Üçüncüsü, bildirinin bir manifesto özelliği taşımasıdır. Yani önerilerde bulunuyor ve bir demokratik cumhuriyet manifestosunu özet bir şekilde önümüze koyuyor. Buna girmek için bazı temel şartlar var; siyasette, ekoloji, hukuk, ekonomi ve sosyal adalet gibi. Bunların öteden beri düşündüğümüz sosyal adalet talepleri özgürlükçü demokratik cumhuriyet taleplerini sıralıyor. Benim için İslamiyetin en iyi şekilde yaşanacağı rejim de demokratik cumhuriyettir.
Bildirinin son özelliği ise bir siyasi partinin arka bahçesi veya günün sonunda filan partiye oy vermek gibi bir amacı veya hedefi yoktur. Sivil ve partilere mesafeli duruyor. Hatta partileri de çoban ateşlerinden birisi olarak görüyor. Sendikalar, kooperatifler, platformlar birleştiriyor.

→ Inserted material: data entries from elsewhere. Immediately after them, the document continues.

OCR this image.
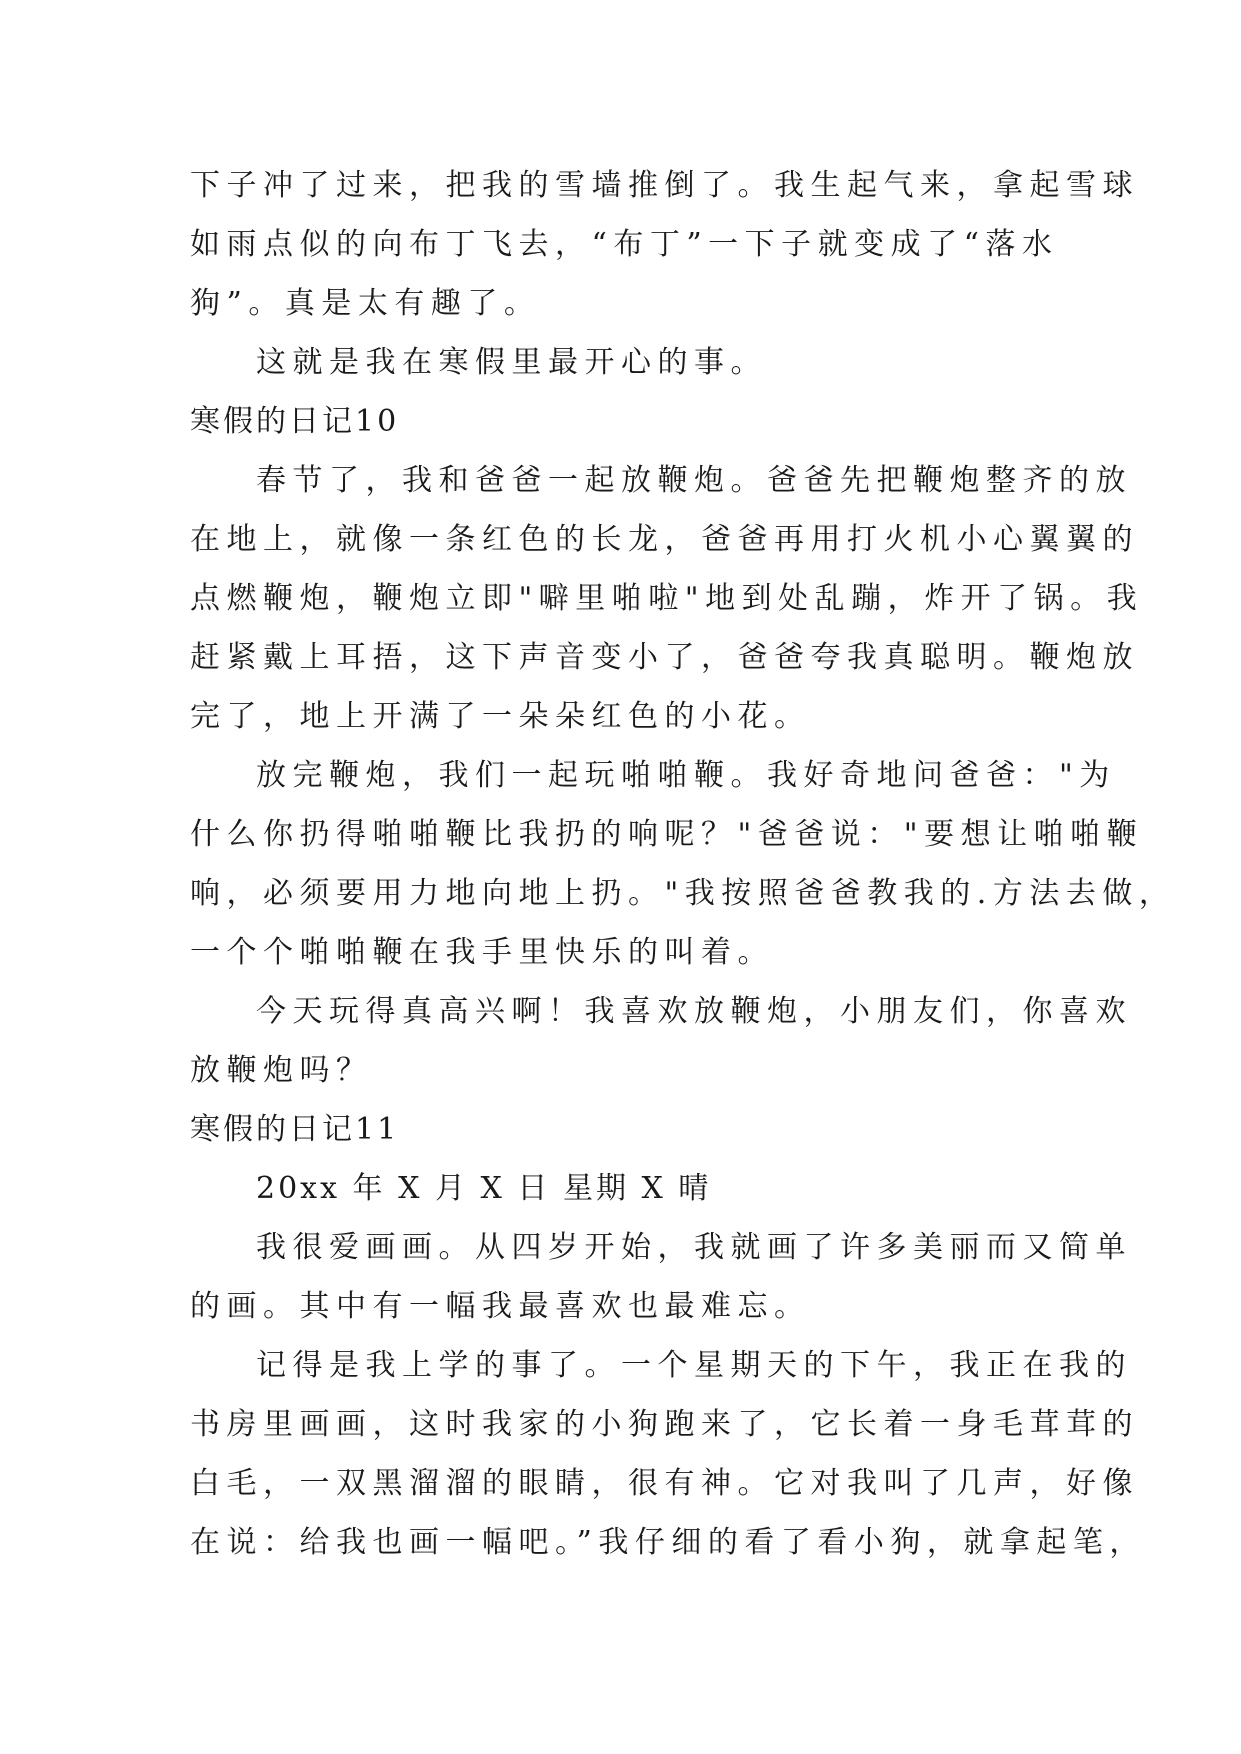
下子冲了过来，把我的雪墙推倒了。我生起气来，拿起雪球
如雨点似的向布丁飞去，“布丁”一下子就变成了“落水
狗”。真是太有趣了。
这就是我在寒假里最开心的事。
寒假的日记10
春节了，我和爸爸一起放鞭炮。爸爸先把鞭炮整齐的放
在地上，就像一条红色的长龙，爸爸再用打火机小心翼翼的
点燃鞭炮，鞭炮立即"噼里啪啦"地到处乱蹦，炸开了锅。我
赶紧戴上耳捂，这下声音变小了，爸爸夸我真聪明。鞭炮放
完了，地上开满了一朵朵红色的小花。
放完鞭炮，我们一起玩啪啪鞭。我好奇地问爸爸："为
什么你扔得啪啪鞭比我扔的响呢？"爸爸说："要想让啪啪鞭
响，必须要用力地向地上扔。"我按照爸爸教我的.方法去做，
一个个啪啪鞭在我手里快乐的叫着。
今天玩得真高兴啊！我喜欢放鞭炮，小朋友们，你喜欢
放鞭炮吗？
寒假的日记11
20xx 年 X 月 X 日 星期 X 晴
我很爱画画。从四岁开始，我就画了许多美丽而又简单
的画。其中有一幅我最喜欢也最难忘。
记得是我上学的事了。一个星期天的下午，我正在我的
书房里画画，这时我家的小狗跑来了，它长着一身毛茸茸的
白毛，一双黑溜溜的眼睛，很有神。它对我叫了几声，好像
在说：给我也画一幅吧。”我仔细的看了看小狗，就拿起笔，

Bildiriye verilen tepkilere ise hiç aldırış etmemek gerekir çürüyen değil. Çürümüşlüğü aşmaya yönelik bir irade var burda.”
Eski milletvekili ve Ahval yazarı Nesrin Nas:
“Bu bildiri kolektif bir iş ve Türkiye’de demokratikleşme çabasını tarif eden en geniş yelpazeyi kapsamayı amaçlayan bir yaklaşım. Şimdi biz şunu söylüyoruz. Bizim gerçek bir sorunumuz var. İktidar toplumu bizi çürütüyor yani keşke sadece çürüyen iktidar olsa… Biz bu çürümeyi durdurmak istiyoruz. Bizim muhalefete söylemek istediğimiz, yürütmeyi güçlendirmek değil hedefimiz onu dengelemek. Kurumsal yapıyı oluşturun diyoruz.
Derdimiz kurumsal yapıları yeniden inşa etmek değil onları demokratikleştirmek. Halkın taleplerinin o kurumsal yapılara aktarılmasını sağlamak. Gördüğümüz de şu; kaybetmeyi red eden bir parti ne pahasına olursa olsun kazanması gerektiğine ısrar ederse bunun sonuçları çok acı olur. Bu parti ne olursa olsun kazanması gerektiğine karar verdiği için bizim mevcut sorunlarımızı kendi enerjimizle, kendi birikimimizle çözme kapasitemizi elimizden alıyor. Yok ediyor. Buna bir an önce dur dememiz lazım.
Bahçeli’nin açıklamalarına gelirsek, hiç kimse bu ülkenin vatandaşlarını tehdit edemez, çürük diyemez, siyasetçilerin sivil toplumu hedef göstermelerine ve şeytanlaştırmalarına artık yeter demeliyiz. Devlet Bahçeli sadece iktidara verdiği sayısal destek nedeniyle kendisini devlet yerine koyamaz. Buna musallat olanları cezalandırmak devletin asli görevidir."